The request was conveyed in a letter read on the Senate floor Tuesday by Senate President, Godswill Akpabio, following lawmakers’ resumption from the two-week Eid-el-Fitr break.
The proposed adjustment represents a nearly 16 percent increase to Africa’s largest economy’s spending plan, a budget that already stood as the highest in Nigeria’s history when Tinubu presented it to the National Assembly last December.
In his communication, Tinubu outlined three primary objectives driving the fiscal expansion: regularizing outstanding legal commitments carried over from previous appropriation cycles, consolidating existing government indebtedness within the fiscal framework, and providing for a limited number of strategic priority projects while aligning the 2026 financing plan to preserve macro-fiscal stability.
“The proposed adjustment is aimed at strengthening fiscal transparency and ensuring more effective implementation of priority national programmes,” the President stated in the letter.

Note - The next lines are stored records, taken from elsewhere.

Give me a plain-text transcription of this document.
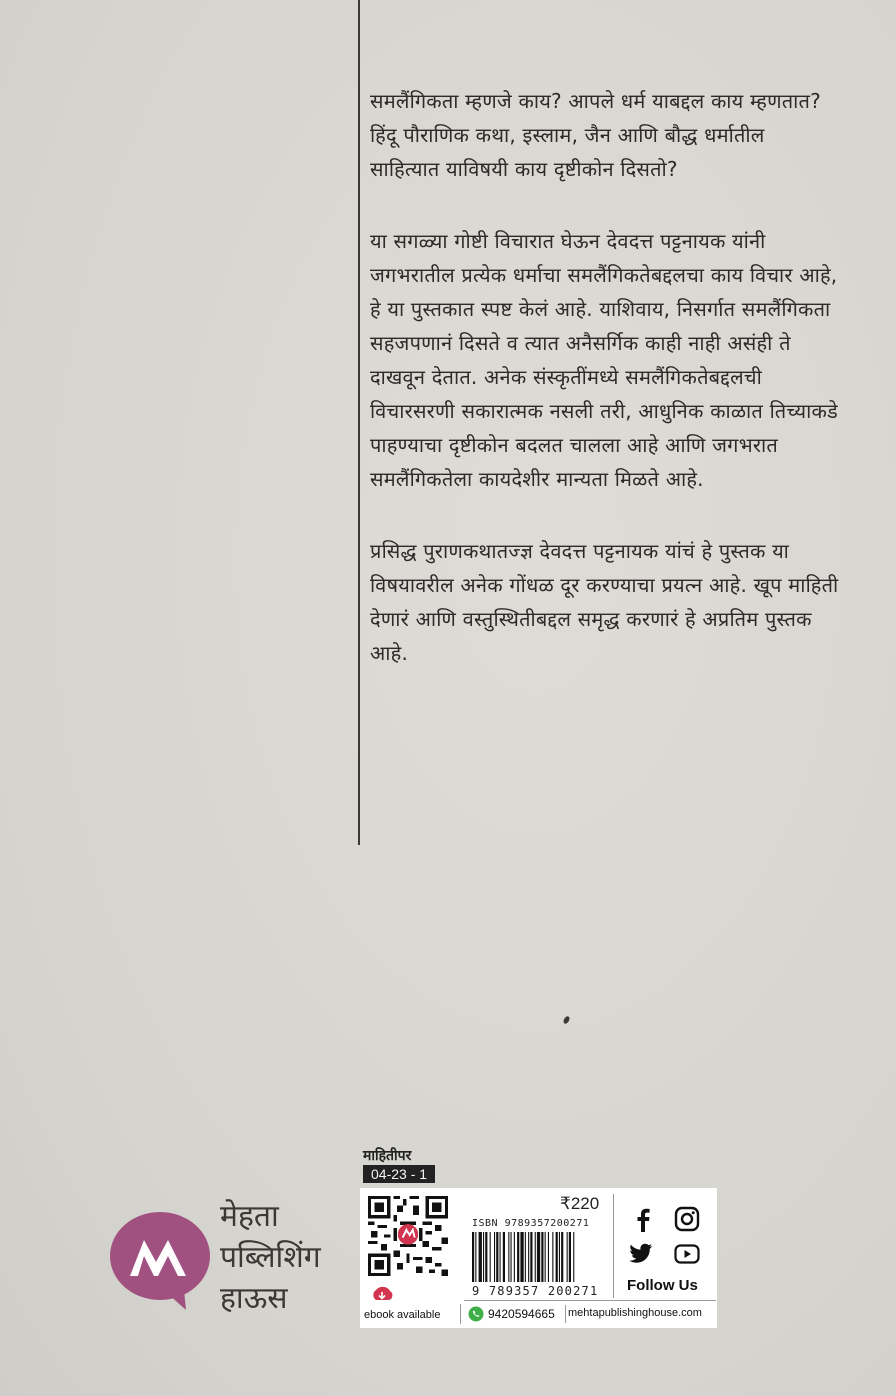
समलैंगिकता म्हणजे काय? आपले धर्म याबद्दल काय म्हणतात? हिंदू पौराणिक कथा, इस्लाम, जैन आणि बौद्ध धर्मातील साहित्यात याविषयी काय दृष्टीकोन दिसतो?

या सगळ्या गोष्टी विचारात घेऊन देवदत्त पट्टनायक यांनी जगभरातील प्रत्येक धर्माचा समलैंगिकतेबद्दलचा काय विचार आहे, हे या पुस्तकात स्पष्ट केलं आहे. याशिवाय, निसर्गात समलैंगिकता सहजपणानं दिसते व त्यात अनैसर्गिक काही नाही असंही ते दाखवून देतात. अनेक संस्कृतींमध्ये समलैंगिकतेबद्दलची विचारसरणी सकारात्मक नसली तरी, आधुनिक काळात तिच्याकडे पाहण्याचा दृष्टीकोन बदलत चालला आहे आणि जगभरात समलैंगिकतेला कायदेशीर मान्यता मिळते आहे.

प्रसिद्ध पुराणकथातज्ज्ञ देवदत्त पट्टनायक यांचं हे पुस्तक या विषयावरील अनेक गोंधळ दूर करण्याचा प्रयत्न आहे. खूप माहिती देणारं आणि वस्तुस्थितीबद्दल समृद्ध करणारं हे अप्रतिम पुस्तक आहे.

मेहता
पब्लिशिंग
हाऊस
माहितीपर
04-23 - 1
ebook available
₹220
ISBN 9789357200271
9 789357 200271 Follow Us
9420594665 mehtapublishinghouse.com
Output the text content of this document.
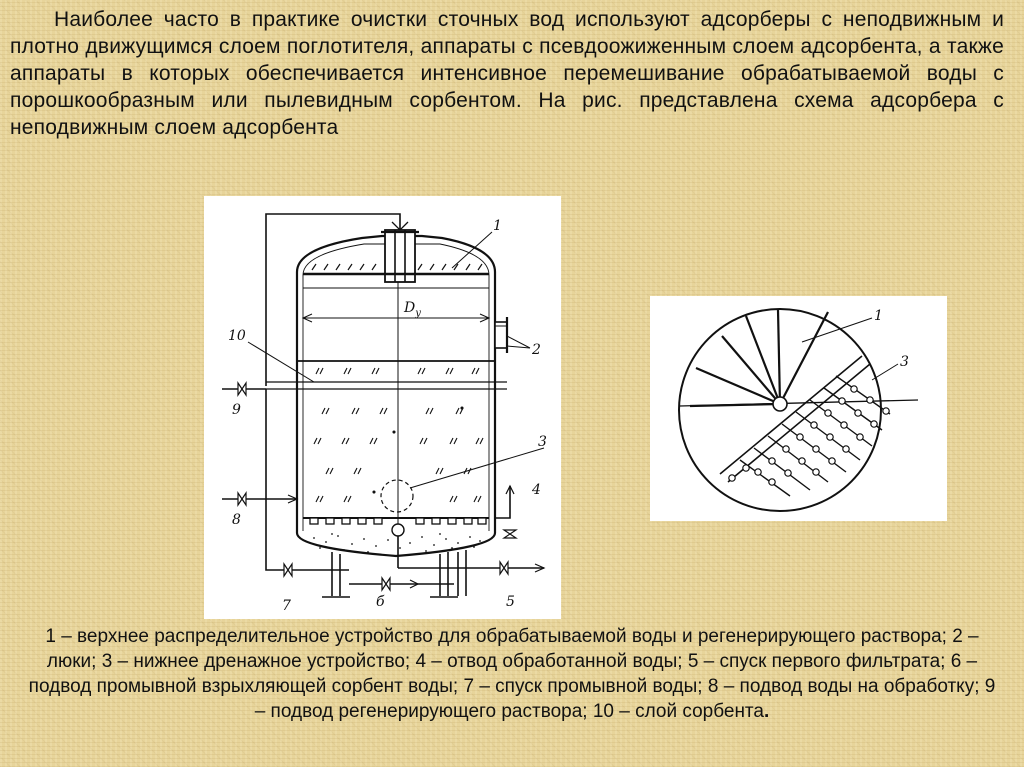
Наиболее часто в практике очистки сточных вод используют адсорберы с неподвижным и плотно движущимся слоем поглотителя, аппараты с псевдоожиженным слоем адсорбента, а также аппараты в которых обеспечивается интенсивное перемешивание обрабатываемой воды с порошкообразным или пылевидным сорбентом. На рис. представлена схема адсорбера с неподвижным слоем адсорбента

$D_y$
1
2
3
4
5
б
7
8
9
10
1
3

1 – верхнее распределительное устройство для обрабатываемой воды и регенерирующего раствора; 2 – люки; 3 – нижнее дренажное устройство; 4 – отвод обработанной воды; 5 – спуск первого фильтрата; 6 – подвод промывной взрыхляющей сорбент воды; 7 – спуск промывной воды; 8 – подвод воды на обработку; 9 – подвод регенерирующего раствора; 10 – слой сорбента.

The December 2025 budget presentation, christened the “Budget of Consolidation, Renewed Resilience and Shared Prosperity,” originally projected total expenditure of N58.18 trillion, with expected revenue of N34.33 trillion, leaving a deficit of N23.85 trillion representing 4.28 percent of GDP.
The revised figures push the deficit even higher, though precise new revenue projections have not yet been released.
Tinubu emphasized that the adjustment is designed to ease pressure on domestic financial markets while ensuring that outstanding obligations from previous fiscal cycles do not hinder implementation of the 2026 budget.
The proposed increase comes as Nigeria’s public debt stock has surged to over N152 trillion, with debt service consuming an estimated 50 to 60 percent of federal revenue, a trajectory that economists warn could choke off investment in critical infrastructure and social services.
Senate Committee on Appropriations Chairman Solomon Adeola acknowledged during recent budget hearings that “Nigeria cannot avoid borrowing because revenue inflows are unpredictable and development needs are enormous,” but emphasized that “the key question is not whether we borrow, but how responsibly we manage these deficits”.
The 2026 budget framework anticipates total borrowing of over N20 trillion, including N17.89 trillion in domestic borrowing alone, a 72 percent increase from the 2025 projection.